US Home Sales Profit Margins Drop Below 45% for the First Time Since 2021
Home Sales Profit Margins Drop Below 45% in Q1 2026
In an unexpected turn, the profits from home sales in the United States have dipped below the crucial 45% mark for the first time in five years, marking a significant shift in the real estate market landscape. According to ATTOM's latest U.S. Home Sales Report released on April 23, 2026, homeowners experienced a 44.1% profit on typical single-family home and condo sales in the first quarter of 2026. This figure is a marked decrease from the previous quarter's 47.2% and a decline from 50.2% during the same period last year.
The latest profit margin stands as the lowest since the first quarter of 2021, continuing a gradually declining trend that began after reaching a record high of 63.5% in the second quarter of 2022. However, it's essential to note that despite this decrease, profit margins remain significantly higher compared to pre-pandemic levels, revealing a normalization in the housing market.
Home Prices Steady but Profits Down
Amid the declining profit percentages, the national median home sales price has remained stable at $360,000, unchanged from the previous quarter but reflecting a 3% increase from $350,000 a year ago. In cash terms, the typical single-family home or condo sold yielded a raw profit of approximately $110,100 in Q1 2026, which is also down 5% from the preceding quarter and 6% year-over-year.
Rob Barber, CEO of ATTOM, pointed out that the beginning of the year typically signifies a slower sales season, which was exacerbated this year by increasing mortgage rates. "After the record-high home prices we encountered last summer, prices seem to have leveled off," he noted.
Declining Seller Profit Margins Across the Nation
The ATTOM report analyzed 128 metropolitan statistical areas, revealing that in 74.2% of these regions, seller profit margins decreased.

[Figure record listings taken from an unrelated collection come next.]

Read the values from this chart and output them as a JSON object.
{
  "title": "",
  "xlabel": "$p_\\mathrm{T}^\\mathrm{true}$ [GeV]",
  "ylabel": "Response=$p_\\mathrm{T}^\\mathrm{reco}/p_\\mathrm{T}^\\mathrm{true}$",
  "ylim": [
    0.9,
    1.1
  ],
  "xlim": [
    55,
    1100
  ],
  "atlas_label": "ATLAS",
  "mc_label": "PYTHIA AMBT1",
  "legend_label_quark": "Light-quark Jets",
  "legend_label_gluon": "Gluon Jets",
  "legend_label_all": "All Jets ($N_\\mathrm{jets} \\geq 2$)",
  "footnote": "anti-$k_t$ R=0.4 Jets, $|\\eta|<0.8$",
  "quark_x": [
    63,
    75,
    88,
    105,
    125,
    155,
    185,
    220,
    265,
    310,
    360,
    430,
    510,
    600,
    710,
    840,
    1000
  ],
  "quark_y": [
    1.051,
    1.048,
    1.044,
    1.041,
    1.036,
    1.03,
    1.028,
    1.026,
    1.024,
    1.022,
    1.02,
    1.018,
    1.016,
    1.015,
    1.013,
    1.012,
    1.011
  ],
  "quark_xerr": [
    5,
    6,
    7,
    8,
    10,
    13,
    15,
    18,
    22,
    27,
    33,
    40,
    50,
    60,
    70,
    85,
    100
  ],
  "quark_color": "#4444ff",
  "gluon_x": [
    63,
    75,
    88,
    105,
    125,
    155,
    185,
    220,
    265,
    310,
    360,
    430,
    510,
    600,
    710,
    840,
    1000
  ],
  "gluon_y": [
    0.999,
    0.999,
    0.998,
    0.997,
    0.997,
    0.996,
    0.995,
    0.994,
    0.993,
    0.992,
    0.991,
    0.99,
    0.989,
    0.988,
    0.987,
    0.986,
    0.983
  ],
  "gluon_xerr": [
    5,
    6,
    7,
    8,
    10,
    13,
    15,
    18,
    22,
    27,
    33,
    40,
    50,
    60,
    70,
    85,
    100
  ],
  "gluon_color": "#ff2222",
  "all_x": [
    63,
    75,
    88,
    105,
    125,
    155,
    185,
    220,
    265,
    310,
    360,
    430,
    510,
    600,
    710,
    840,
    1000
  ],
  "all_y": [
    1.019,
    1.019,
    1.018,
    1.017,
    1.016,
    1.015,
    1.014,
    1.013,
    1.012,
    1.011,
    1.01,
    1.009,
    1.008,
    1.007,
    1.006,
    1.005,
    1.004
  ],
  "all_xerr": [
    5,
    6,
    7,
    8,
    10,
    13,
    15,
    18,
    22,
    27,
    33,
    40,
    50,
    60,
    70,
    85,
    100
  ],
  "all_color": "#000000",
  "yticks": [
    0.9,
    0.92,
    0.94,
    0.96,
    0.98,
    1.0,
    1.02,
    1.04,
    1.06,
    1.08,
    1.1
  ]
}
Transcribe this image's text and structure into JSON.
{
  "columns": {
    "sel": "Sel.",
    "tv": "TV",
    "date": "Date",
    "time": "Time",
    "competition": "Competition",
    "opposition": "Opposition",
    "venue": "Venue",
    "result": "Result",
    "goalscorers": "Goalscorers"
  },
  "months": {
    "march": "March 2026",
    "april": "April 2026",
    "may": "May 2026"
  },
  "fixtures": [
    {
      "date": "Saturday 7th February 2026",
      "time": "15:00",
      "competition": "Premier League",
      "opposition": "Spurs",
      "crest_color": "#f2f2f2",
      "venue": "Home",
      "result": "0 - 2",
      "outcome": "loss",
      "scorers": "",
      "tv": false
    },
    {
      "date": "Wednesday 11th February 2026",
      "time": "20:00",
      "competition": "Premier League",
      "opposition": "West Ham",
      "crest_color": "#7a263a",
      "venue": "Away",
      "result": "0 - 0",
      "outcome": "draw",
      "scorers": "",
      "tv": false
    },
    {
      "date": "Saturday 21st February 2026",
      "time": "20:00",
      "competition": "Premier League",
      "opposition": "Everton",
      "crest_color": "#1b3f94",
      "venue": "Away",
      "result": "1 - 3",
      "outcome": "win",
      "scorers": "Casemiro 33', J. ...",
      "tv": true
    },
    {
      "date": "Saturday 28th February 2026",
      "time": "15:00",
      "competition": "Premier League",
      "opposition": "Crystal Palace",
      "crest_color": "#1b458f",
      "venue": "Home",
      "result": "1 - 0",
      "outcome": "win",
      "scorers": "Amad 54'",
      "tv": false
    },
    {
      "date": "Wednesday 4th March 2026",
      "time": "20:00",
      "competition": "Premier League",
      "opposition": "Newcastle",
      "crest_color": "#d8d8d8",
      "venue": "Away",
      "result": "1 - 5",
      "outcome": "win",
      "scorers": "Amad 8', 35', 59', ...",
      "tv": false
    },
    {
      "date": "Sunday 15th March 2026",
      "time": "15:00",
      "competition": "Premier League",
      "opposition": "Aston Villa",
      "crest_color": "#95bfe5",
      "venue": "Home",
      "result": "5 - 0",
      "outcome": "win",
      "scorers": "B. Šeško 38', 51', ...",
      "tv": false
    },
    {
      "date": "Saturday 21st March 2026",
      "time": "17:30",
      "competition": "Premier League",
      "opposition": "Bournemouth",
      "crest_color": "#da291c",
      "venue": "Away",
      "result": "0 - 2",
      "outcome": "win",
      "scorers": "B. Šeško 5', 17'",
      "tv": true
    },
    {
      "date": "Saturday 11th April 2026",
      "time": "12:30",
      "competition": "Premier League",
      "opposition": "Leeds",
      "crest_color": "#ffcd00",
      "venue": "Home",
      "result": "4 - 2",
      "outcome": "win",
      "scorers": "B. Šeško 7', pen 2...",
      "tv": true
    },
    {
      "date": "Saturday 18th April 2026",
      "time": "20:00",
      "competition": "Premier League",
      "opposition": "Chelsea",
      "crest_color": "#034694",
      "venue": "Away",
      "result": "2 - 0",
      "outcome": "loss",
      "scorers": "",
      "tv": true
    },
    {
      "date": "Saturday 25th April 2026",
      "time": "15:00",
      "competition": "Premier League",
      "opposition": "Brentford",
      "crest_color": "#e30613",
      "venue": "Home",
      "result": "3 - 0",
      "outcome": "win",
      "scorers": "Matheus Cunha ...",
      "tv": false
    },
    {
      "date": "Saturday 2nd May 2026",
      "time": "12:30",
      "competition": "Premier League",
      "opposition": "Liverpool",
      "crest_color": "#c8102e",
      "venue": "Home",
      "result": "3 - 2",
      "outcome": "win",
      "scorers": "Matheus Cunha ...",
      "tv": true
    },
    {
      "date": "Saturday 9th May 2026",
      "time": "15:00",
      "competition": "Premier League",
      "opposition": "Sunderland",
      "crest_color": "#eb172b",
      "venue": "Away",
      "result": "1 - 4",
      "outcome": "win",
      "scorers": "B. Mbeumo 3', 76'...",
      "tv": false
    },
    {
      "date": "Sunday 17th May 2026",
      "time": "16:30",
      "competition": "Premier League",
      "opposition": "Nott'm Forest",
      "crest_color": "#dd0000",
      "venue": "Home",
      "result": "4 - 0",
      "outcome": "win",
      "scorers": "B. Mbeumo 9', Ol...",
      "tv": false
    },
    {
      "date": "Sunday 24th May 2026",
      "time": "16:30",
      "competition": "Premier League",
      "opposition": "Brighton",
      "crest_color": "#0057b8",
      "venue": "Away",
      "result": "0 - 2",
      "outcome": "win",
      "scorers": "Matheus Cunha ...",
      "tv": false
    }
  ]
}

These areas were included based on having more than 1,000 home sales in Q1 2026. Year-over-year, 82.8% of metros experienced a drop in profit margins.
Among the most significant declines was observed in Ocala, FL, where profit margins fell dramatically from 119.4% in Q1 2025 to 58.1% in Q1 2026. Other Florida cities also experienced considerable drops, including Punta Gorda (from 78.9% to 54.3%) and Lakeland (from 62.2% to 38%). On the other hand, several Midwestern metros reported yearly increases in profit margins, such as Flint, MI, where profits increased from 65.5% to 81.8%.
Furthermore, in major cities with populations over 1 million, the greatest yearly declines in profit margins were reported in Raleigh, NC (down from 49.8% to 33.1%), and San Jose, CA (down from 88.5% to 74.8%).
Texas Metros Show Low Profitability
Interestingly, of the 128 metros analyzed, only 37.5% had profit margins exceeding 50% in early 2026. Notably, the highest typical profit margins among larger metro areas were in San Jose, CA (74.8%), Hartford, CT (72.4%), and Providence, RI (71.9%). Conversely, New Orleans registered the lowest profit margins at just 14%.
Raw Profits and Home Ownership Trends
Despite the profit margin decline, the typical home sale in Q1 2026 yielded notable raw profits nationwide, averaging $110,100. Areas such as San Jose, CA, saw the highest typical raw profits at $652,500, while Beaumont, TX, had the lowest at $23,578.
Furthermore, the average length of homeownership for sold properties slightly decreased, with homeowners selling after an average of 8.44 years in Q1 2026, down from 8.46 years at the end of 2025.
Interest in lender-owned sales has also risen, accounting for 1.6% of all sales nationwide, up from 1.3% the previous quarter. Additionally, all-cash transactions comprised 41.7% of sales, down from 42.4% last year, while institutional investors accounted for 6.6% of all home sales, reflecting a slight decrease from the previous year.
Conclusion
The trends captured in ATTOM's report indicate that while seller profit margins are experiencing noticeable declines, they still remain elevated compared to before the pandemic. Rising mortgage rates coupled with stabilizing home prices suggest a market that is transitioning towards a more normalized state after the unprecedented fluctuations observed in recent years. As these trends continue, the landscape of the U.S. housing market is expected to adapt, reflecting broader economic conditions and buyer behavior.